Communiqué du CLR

NON ! Le Comité Laïcité République rejette avec fermeté le Traité constitutionnel (13 déc. 04)

décembre 2004

Fidèle aux positions qu’il a toujours prises depuis deux ans sur la question, lors du colloque international d’Artigues-près-Bordeaux, devant la commission Stasi, dans ses communiqués, ses revues et ses deux ouvrages consacrés à la question européenne, le Comité Laïcité République conclut que la défense des valeurs républicaines et du principe de Laïcité, bases d’une Europe laïque, sociale et humaniste, ne peut que conduire au rejet du Traité constitutionnel.

Ce « NON » n’est pas le résultat d’une vision passéiste ou réactionnaire, mais au contraire l’affirmation de principes de progrès.

Les atteintes à la Laïcité, figurant dans le préambule, dans les articles 1-52 et 2-70 du Traité, sont en totale contradiction avec le principe de séparation des églises et de l’Etat, tel qu’il est inscrit dans la loi de 1905 : « La République ne reconnaît, ne salarie ni ne subventionne aucun culte ». L’accepter, c’est accepter l’alignement de la République sur un système concordataire.

Il est hypocrite de déclarer que ce Traité est neutre, quand la politique échappe aux Etats-Nations ou quand la politique économique et sociale est dictée par la libre concurrence, ou encore quand les instances de décisions ne sont pas soumises au contrôle démocratique.

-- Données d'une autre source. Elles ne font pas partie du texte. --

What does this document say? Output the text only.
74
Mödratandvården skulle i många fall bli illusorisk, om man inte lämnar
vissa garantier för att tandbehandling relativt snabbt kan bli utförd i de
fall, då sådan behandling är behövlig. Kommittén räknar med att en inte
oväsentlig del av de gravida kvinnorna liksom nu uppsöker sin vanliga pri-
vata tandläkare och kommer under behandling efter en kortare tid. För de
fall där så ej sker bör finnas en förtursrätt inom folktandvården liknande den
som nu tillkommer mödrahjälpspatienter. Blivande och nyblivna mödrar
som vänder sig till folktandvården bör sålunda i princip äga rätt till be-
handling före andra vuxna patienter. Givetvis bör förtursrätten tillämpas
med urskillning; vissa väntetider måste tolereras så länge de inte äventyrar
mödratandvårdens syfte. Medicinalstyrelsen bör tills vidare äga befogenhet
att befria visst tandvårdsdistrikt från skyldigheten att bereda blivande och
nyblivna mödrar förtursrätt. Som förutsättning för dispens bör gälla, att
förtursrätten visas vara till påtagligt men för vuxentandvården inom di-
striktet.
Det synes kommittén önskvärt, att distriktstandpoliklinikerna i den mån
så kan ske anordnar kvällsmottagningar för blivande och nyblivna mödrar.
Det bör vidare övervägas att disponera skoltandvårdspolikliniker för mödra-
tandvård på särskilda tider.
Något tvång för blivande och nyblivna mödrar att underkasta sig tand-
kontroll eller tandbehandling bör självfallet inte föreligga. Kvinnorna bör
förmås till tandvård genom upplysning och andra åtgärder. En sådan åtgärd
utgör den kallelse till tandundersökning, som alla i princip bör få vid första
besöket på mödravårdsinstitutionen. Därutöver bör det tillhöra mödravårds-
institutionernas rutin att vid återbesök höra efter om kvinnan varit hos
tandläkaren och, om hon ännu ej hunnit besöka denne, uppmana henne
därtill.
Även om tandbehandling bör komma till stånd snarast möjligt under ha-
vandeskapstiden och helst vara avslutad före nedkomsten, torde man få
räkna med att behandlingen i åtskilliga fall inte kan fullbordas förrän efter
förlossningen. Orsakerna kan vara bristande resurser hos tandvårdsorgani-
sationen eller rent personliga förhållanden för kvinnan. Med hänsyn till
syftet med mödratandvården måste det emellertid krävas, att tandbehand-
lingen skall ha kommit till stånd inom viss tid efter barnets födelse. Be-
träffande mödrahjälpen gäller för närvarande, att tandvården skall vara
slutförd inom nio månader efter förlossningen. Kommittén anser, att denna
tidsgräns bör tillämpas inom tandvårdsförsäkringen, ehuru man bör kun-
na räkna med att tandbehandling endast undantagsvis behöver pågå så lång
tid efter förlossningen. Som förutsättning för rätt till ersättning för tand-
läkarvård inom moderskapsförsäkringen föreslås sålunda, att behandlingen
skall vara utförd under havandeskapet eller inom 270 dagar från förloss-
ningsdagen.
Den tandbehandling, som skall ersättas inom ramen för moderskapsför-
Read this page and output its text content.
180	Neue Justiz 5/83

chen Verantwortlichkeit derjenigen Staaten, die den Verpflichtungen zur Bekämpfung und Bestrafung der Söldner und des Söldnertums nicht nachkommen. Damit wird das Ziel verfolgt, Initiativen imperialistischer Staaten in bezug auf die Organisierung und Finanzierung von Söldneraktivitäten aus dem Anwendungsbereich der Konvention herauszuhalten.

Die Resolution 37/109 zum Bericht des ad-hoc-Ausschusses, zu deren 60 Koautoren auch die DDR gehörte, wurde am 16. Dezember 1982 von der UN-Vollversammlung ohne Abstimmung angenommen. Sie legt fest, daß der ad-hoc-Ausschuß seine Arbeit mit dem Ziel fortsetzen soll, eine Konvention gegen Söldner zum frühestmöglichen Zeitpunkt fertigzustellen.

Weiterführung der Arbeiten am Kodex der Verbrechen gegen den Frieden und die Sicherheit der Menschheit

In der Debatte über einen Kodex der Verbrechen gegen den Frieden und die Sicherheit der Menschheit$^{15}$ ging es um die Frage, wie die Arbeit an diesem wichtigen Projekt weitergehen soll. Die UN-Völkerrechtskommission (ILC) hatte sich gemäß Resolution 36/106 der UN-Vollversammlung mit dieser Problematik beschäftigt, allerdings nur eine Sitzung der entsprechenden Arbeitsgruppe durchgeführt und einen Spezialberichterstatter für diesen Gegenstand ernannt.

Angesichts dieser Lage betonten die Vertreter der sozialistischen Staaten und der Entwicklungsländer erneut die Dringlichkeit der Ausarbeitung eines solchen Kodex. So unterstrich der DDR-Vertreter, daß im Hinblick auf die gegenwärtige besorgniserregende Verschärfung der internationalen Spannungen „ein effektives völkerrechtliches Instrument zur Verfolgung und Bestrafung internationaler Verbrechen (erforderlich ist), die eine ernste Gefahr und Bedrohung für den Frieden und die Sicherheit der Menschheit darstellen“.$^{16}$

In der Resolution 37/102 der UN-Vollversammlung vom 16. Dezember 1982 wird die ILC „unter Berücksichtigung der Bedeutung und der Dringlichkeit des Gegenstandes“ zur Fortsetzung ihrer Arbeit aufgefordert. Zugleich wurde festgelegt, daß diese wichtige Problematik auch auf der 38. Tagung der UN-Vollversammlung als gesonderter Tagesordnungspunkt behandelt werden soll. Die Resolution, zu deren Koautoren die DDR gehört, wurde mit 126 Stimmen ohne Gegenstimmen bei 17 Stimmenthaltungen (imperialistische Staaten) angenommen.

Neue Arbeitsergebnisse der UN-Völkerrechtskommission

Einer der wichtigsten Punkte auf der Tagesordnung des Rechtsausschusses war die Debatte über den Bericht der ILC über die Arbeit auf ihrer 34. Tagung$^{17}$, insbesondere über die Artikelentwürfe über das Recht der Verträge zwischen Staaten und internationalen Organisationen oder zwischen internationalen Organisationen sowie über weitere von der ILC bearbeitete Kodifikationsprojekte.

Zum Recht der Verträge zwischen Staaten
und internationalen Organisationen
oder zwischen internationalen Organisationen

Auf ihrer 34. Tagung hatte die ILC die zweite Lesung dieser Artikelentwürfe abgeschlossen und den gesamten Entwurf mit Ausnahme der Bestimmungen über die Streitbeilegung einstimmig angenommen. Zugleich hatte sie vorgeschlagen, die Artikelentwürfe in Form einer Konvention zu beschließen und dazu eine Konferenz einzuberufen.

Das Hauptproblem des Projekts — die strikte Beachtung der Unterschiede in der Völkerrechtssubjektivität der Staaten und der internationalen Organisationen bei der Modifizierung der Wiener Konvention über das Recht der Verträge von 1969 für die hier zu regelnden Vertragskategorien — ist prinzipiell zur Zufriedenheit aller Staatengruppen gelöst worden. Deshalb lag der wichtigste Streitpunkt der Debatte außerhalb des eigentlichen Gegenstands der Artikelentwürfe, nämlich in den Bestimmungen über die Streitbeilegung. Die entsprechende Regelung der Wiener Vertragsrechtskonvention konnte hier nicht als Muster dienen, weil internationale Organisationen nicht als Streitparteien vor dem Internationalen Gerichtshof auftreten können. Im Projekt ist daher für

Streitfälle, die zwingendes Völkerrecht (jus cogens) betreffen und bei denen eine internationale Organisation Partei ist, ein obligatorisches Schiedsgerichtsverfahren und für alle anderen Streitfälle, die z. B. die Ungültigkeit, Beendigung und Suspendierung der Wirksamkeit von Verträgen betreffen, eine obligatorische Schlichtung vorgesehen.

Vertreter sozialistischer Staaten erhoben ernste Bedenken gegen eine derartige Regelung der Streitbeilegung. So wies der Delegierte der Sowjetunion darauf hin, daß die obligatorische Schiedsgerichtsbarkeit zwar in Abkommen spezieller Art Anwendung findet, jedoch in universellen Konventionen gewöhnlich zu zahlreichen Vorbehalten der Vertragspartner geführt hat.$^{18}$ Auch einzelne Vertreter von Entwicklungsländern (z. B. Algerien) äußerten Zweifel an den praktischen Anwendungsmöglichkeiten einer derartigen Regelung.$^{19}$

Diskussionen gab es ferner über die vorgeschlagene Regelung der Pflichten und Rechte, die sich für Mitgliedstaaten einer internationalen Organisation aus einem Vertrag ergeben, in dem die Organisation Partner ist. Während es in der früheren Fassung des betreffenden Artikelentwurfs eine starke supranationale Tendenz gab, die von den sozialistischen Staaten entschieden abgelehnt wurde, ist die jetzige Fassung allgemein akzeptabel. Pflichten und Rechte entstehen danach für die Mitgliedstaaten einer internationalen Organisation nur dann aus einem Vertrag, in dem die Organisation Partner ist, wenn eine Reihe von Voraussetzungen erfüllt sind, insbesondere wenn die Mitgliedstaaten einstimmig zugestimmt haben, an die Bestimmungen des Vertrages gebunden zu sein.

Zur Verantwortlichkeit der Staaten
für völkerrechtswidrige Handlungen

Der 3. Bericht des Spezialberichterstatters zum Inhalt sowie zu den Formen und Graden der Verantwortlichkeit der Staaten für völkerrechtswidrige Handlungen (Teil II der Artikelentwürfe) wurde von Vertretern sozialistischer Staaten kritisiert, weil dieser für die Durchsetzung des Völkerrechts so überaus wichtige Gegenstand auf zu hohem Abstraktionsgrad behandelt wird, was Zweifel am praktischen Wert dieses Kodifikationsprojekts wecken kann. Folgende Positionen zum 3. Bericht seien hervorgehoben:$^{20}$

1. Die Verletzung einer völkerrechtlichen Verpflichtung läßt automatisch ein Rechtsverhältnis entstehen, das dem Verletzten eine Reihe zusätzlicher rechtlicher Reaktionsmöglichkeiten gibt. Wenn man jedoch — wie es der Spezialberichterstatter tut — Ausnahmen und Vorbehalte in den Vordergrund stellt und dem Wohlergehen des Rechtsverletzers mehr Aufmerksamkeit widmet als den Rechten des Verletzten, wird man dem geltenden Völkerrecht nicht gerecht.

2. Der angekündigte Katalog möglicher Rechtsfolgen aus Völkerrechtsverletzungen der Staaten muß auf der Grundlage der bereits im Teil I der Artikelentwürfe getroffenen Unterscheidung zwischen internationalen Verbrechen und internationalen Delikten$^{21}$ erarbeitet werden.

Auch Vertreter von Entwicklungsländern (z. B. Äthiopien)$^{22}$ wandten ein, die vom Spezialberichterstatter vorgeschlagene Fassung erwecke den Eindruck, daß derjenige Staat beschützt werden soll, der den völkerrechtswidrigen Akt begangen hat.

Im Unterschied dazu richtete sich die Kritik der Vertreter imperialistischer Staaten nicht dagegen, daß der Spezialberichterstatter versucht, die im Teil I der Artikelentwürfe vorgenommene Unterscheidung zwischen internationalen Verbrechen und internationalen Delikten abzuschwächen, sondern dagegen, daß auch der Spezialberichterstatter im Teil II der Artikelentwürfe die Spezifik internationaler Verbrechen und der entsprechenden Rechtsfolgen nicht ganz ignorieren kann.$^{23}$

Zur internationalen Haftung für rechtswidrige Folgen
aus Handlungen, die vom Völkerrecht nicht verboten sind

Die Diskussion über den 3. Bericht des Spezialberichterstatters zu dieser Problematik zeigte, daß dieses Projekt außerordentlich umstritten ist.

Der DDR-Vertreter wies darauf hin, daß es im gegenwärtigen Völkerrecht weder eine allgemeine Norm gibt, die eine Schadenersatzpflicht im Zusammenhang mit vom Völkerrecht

Il est faux de déclarer que le Traité constitutionnel est une constitution quand on mesure combien son mode d’élaboration et son mode d’adoption sont contraires aux principes élémentaires. Une véritable Europe doit être une Europe dont les peuples seraient les acteurs d’un authentique processus constituant, qui permettrait de décider vraiment des choix politiques et de contrôler leur mise en oeuvre.

L’interprétation juridique comme l’interprétation politique de ce Traité constitutionnel montrent qu’en réalité, les principes d’égalité, la souveraineté populaire et la laïcité sont bafoués et menacés. Les peuples sont, en réalité, oubliés, les citoyens ne bénéficient pas de l’égalité des droits.

Sans droits sociaux, il ne peut y avoir de citoyenneté.

Sans droits politiques il n’y a plus de souveraineté populaire.

Il est temps que la Laïcité redevienne le fer de lance du combat républicain, il est temps que les laïques arrêtent leurs compromissions et leurs renoncements, et mesurent la menace que ce projet de Traité européen fait courir à la Laïcité et à la Liberté.